THE ABANDONED THEATER IN BELGIUM
The Aegidium theater is a Brussels building that was erected in 1905 to a design by Guillaume Segers. Behind its austere façade, there is a wealth of interior styles. The site was abandoned in the 1980s and will be restored to its old glory soon.
The facade of the theater is built in Neo-classical style. Inside, I found an interior where Art Nouveau and Art Deco elements are merged together. For example, the foyer downstairs has Art Nouveau paneling with mirrors and figurative ceramic tiles from Helman. There is also a café, a smoking room and a winter garden. Construction started in 1905 and was completed at the end of 1906. Owner Léon Bejay-Dejonghe had bought a city block and found space in the middle for a concert hall.

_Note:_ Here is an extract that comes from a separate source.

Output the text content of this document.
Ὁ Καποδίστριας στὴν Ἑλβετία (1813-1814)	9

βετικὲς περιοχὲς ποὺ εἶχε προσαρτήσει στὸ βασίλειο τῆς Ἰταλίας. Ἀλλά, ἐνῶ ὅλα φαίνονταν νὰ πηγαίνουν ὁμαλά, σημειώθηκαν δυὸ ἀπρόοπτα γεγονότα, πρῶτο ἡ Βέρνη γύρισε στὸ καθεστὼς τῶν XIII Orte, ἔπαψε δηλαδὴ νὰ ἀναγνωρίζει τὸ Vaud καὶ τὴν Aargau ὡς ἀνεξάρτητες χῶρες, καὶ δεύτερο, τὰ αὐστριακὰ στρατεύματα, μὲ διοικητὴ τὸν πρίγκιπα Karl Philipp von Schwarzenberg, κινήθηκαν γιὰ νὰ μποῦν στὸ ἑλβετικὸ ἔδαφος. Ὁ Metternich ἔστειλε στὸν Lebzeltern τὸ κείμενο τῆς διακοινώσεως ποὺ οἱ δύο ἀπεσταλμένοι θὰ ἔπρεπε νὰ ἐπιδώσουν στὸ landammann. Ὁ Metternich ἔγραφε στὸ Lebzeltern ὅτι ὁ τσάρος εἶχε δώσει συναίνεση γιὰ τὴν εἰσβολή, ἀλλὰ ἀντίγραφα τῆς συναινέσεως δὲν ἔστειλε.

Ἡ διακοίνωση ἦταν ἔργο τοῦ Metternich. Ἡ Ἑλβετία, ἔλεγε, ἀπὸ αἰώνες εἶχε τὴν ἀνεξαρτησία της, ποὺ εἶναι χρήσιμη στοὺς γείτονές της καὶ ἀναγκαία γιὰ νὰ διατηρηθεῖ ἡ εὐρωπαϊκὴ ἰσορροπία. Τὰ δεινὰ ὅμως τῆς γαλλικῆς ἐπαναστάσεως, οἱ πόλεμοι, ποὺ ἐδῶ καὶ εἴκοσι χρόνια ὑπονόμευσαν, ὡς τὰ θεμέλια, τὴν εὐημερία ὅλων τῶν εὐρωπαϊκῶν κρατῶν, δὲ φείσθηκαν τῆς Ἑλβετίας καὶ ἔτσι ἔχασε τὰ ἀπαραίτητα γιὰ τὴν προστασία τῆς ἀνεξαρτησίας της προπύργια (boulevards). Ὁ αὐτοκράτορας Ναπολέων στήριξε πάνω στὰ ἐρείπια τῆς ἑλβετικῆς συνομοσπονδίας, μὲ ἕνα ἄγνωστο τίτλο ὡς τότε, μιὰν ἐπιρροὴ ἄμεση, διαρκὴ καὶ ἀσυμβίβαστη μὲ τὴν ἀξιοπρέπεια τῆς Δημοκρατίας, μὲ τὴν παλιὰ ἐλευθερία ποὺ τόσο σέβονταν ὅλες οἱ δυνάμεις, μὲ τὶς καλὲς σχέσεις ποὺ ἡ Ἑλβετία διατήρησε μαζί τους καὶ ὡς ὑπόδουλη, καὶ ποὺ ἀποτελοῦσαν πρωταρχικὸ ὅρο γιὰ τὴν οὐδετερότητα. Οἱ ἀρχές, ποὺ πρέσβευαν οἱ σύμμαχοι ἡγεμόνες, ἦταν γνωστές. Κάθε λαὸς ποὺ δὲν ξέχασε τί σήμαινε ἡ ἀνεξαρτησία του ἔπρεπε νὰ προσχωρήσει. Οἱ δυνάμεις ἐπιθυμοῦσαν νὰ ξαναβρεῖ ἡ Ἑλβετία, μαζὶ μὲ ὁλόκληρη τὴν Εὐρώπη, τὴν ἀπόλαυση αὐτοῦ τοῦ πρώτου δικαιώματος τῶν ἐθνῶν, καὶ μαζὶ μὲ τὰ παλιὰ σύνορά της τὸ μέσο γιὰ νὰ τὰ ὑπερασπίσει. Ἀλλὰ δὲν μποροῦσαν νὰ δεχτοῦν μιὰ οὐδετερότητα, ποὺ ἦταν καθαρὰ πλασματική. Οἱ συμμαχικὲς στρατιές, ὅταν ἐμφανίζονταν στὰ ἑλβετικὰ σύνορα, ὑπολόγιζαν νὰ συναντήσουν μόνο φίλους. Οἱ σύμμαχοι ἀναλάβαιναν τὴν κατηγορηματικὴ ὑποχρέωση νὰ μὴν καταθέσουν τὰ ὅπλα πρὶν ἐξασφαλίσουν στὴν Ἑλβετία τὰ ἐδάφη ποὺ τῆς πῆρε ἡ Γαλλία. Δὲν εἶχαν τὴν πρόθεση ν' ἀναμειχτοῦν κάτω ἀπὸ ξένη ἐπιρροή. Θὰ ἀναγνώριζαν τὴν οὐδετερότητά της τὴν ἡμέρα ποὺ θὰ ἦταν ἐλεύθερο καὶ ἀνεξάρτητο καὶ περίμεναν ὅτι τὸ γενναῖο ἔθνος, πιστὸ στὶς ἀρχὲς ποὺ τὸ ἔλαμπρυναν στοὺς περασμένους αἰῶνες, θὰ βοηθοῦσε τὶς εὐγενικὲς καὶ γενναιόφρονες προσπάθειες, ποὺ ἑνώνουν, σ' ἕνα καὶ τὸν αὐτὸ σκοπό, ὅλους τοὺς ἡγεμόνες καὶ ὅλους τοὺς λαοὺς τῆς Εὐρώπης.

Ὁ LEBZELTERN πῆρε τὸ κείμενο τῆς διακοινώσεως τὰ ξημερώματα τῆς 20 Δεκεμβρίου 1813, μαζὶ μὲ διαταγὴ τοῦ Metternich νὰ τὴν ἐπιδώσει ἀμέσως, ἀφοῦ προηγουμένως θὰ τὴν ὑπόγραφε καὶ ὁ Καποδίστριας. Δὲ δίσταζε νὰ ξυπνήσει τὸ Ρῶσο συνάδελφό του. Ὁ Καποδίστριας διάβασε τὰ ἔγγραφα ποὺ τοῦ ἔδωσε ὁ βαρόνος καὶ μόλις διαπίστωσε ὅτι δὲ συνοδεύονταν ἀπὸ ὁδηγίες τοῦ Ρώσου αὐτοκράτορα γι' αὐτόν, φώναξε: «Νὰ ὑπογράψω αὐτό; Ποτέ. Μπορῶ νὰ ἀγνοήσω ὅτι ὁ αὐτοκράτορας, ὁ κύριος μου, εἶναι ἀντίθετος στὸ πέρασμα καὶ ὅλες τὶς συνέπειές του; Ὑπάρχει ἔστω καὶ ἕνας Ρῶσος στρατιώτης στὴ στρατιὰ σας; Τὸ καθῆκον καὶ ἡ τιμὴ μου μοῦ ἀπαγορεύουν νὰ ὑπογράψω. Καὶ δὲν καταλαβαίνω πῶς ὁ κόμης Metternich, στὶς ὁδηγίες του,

The monumental stairwell with oval skylight leads to the two large rooms located on the first floor. Firstly, the spectacular Neo-Moorish style theater. Secondly, the smaller polygonal ballroom in the more common Louis XV style.
It eventually became the center of Brussels nightlife. It was known as ‘Egidium’, named after the patron saint of the city, Gillis. In 1913, he had the Moorish room decorated as a cinema and thereupon changed the name to ‘Diamant Palace’. After the death of the first owner Bejay-Dejonghe, Fernand Dierckx bought the building and turned it into a dance venue under the name ‘Panthéon Palace’.
Priest G. Simons bought the building in 1929 and had it renovated by architect Léon Denis. Works included both a new dining room and projection booth. It became a meeting place for the local people, where all kinds of religious and social activities took place. In fact, he named the theater ‘Aegidium’ again. Again, the building was both renovated and was given a new purpose in 1933, when it became a movie theater. For this, the conference room was divided in two by a concrete ceiling in 1956. In 1979 the building underwent another transformation into a community center. However, the building was abandoned only several years later in 1985. I visited the theater in 2020, just before the last reconversion took place.